In Figure 3, the pressure registered at the back of 0.3-mm thick sample scaled according to the above procedure, alongside with theoretical pressure waveforms is presented. It was also necessary to shift it in time due to delays introduced by propagation in subsequent media. Unfortunately, such delays cannot be calculated with high accuracy due to lack of precise data concerning velocity of high amplitude wave. The experimental pressure waveform shows longer rise and fall times. It is due to dispersion in media in which the wave propagates, i.e., different propagation velocity for wave components.

3.3. Coating Adhesion Test

Tests were carried out for film W–Zr–B deposited on steel plates of thickness 0.3, 0.5, and 1 mm. Based on measurement results of the amplitude of pressure wave on the back side of the sample, the strength of adhesion was determined. The surface of samples after each test were observed and destruction of film was measured on the microscope. The tests show that in the case of the sample with 1-mm thickness there was no delamination. First, small deformation of the film after test was observed in the case of the 0.5-mm thickness plate. Measurable delamination was observed only for the sample with a thickness of 0.3 mm. In Figure 7, the surface of the film on the 0.3-mm sample after LASAT with 1 J is shown. The surface is flat and smooth, only a small local protuberance was observed probably in place of an imperfection of the film.
In the case of the 0.3-mm thick plate, delamination of the coatings can be visible (Figure 8). The maximum delamination height (determined in a reference to non-deformed film) was 1.6 to 2.5 um and the diameter was about 0.2 mm. No protuberance was observed when a laser pulse energy of 0.7 and 0.5 J was used. Adhesion can be estimated based on value of the maximum amplitude of compressive shock wave at the interface. Delamination is caused by tensile shock wave emerging due to reflection of compressive wave from the free surface. In case of the W–Zr–B film (ρ = 10.95 g/cm3, c = 6600 m/s [40,52]) on steel substrate the ratio of acoustic impedances is about 0.64. Relative amplitude of the wave transmitted from steel to the film is T = 0.78. In the case of 0.3-mm thick steel, the amplitude of pressure wave on steel/film boundary is about 700 MPa. The estimated amplitude of the tensile wave that caused coating delamination was about 320 MPa.

4. Conclusions

Theoretical and experimental studies of shock waves induced by a nanosecond laser pulse are presented. Generation of pressure induced by a nanosecond laser pulse ablation of absorption layer (graphite) in water medium and shock wave formation were analyzed theoretically and experimentally. The amplitude of the shock wave pressure was determined based on the proposed hydrodynamic model of nanosecond laser ablation and experimentally validated with the use of piezoelectric polymer PVDF sensors. The determined pressure wave was used for assessment of adhesive strength of magnetron sputtered, novel tungsten–zirconium–boride coatings on steel substrate.

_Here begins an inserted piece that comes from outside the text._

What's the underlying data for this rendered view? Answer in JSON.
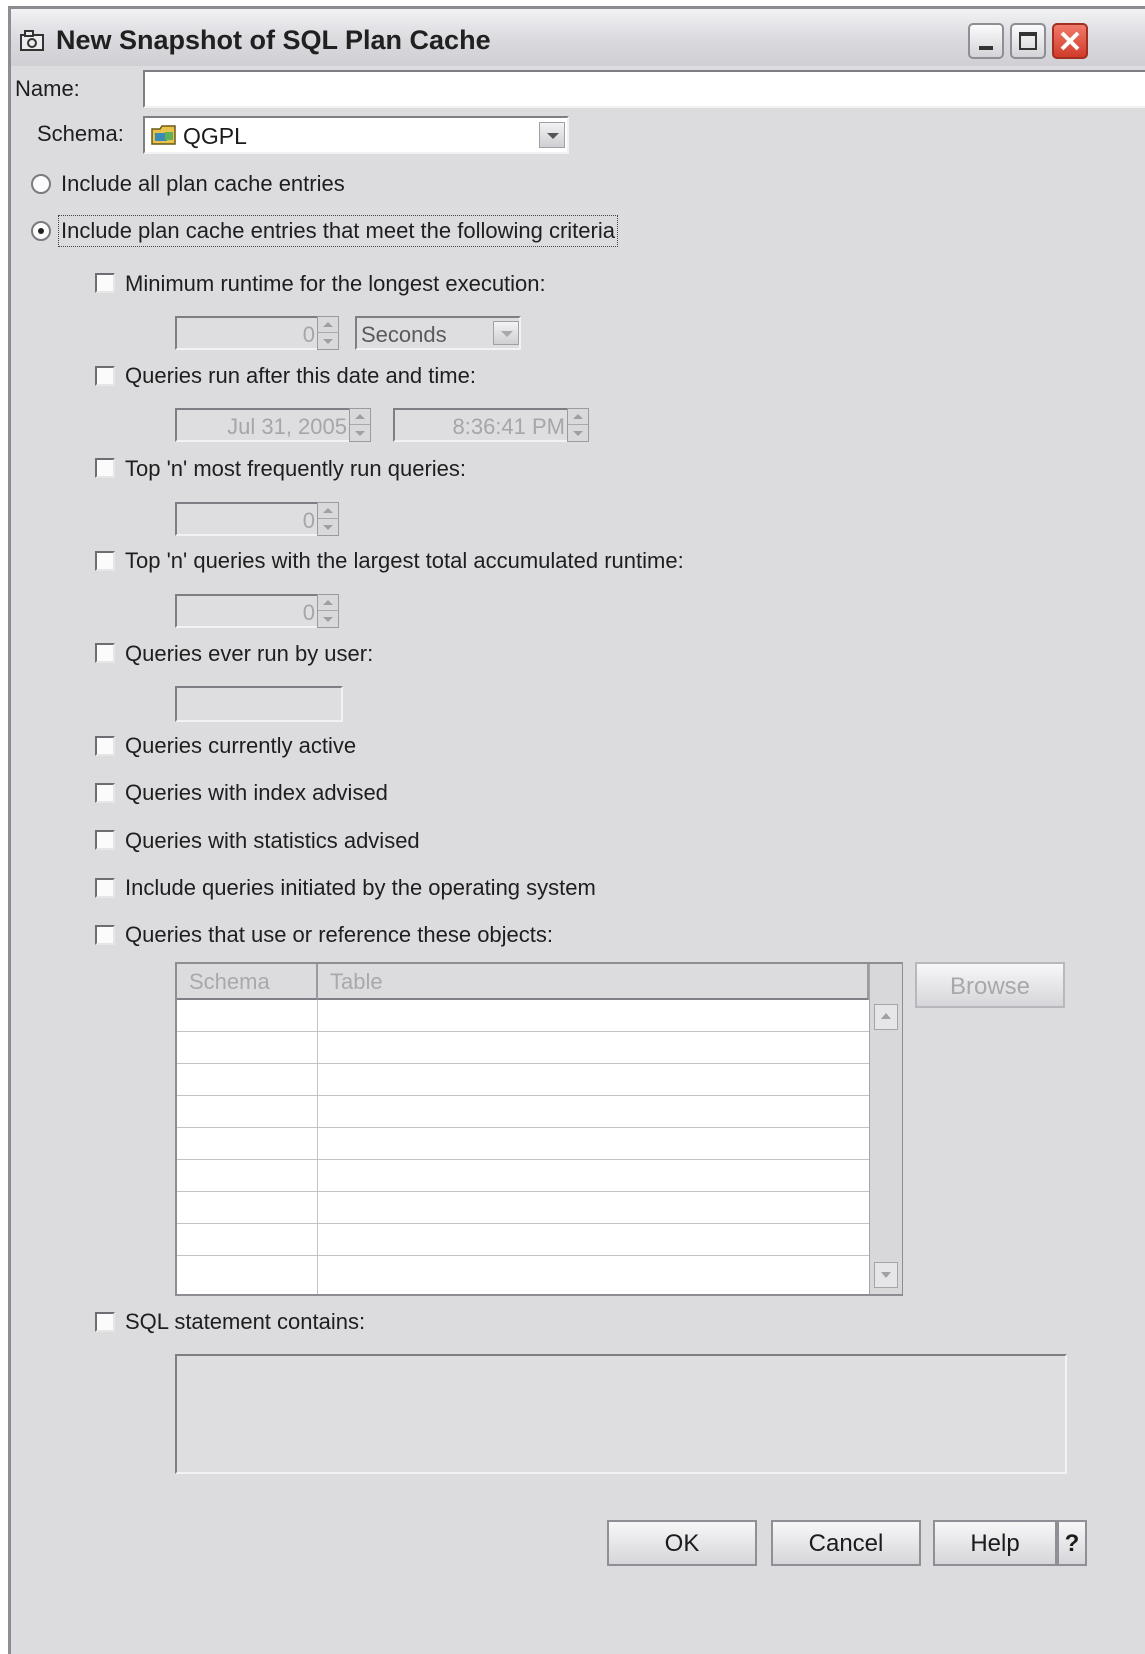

The main conclusions are as follows:
  • The amplitude of the shock wave estimated based on the proposed hydrodynamic model was validated experimentally. Both methods showed good agreement. The maximal pressure in water near the sample surface can reach 2 GPa. Time duration of the first pressure peak is about 50 ns;
  • Based on knowledge of shock wave pressure and acoustic impedance of tested materials, adhesive strength of coatings can be determined. The estimated amplitude of the tensile wave that caused W–Zr–B film delamination was about 320 MPa;
  • The described above method is simple and does not require advanced equipment. The proposed method is less time-consuming than a traditional scratch test, which additionally needs greater surface to measure. However, the thickness of the sample is a limiting factor in the measuring range.
The proposed method is not intended to replace a traditional scratch test, but to augment the material testing toolbox. It helps to perform assessment of adhesion in dynamic conditions. We are currently planning more extensive tests of coating adhesion, carried out in parallel with two methods: scratch test and laser pulse.

Author Contributions

Conceptualisation, J.R., and J.H.; data analysis, J.R.; theoretical modeling, T.M.; investigation, J.R., A.K., T.M., and J.H.; writing—original draft, J.R., and T.M.; writing—review and editing, J.R., A.K., T.M., and J.H.; project administration, T.M., funding acquisition, T.M. All authors have read and agreed to the published version of the manuscript.

Funding

This work was co-financed by the National Science Centre (NCN, Poland) under project no: UMO-2017/25/B/ST8/01789 and supported by the National Centre for Research and Development (NCBR, Poland) under project no. TECHMATSTRATEGIII/0017/2019.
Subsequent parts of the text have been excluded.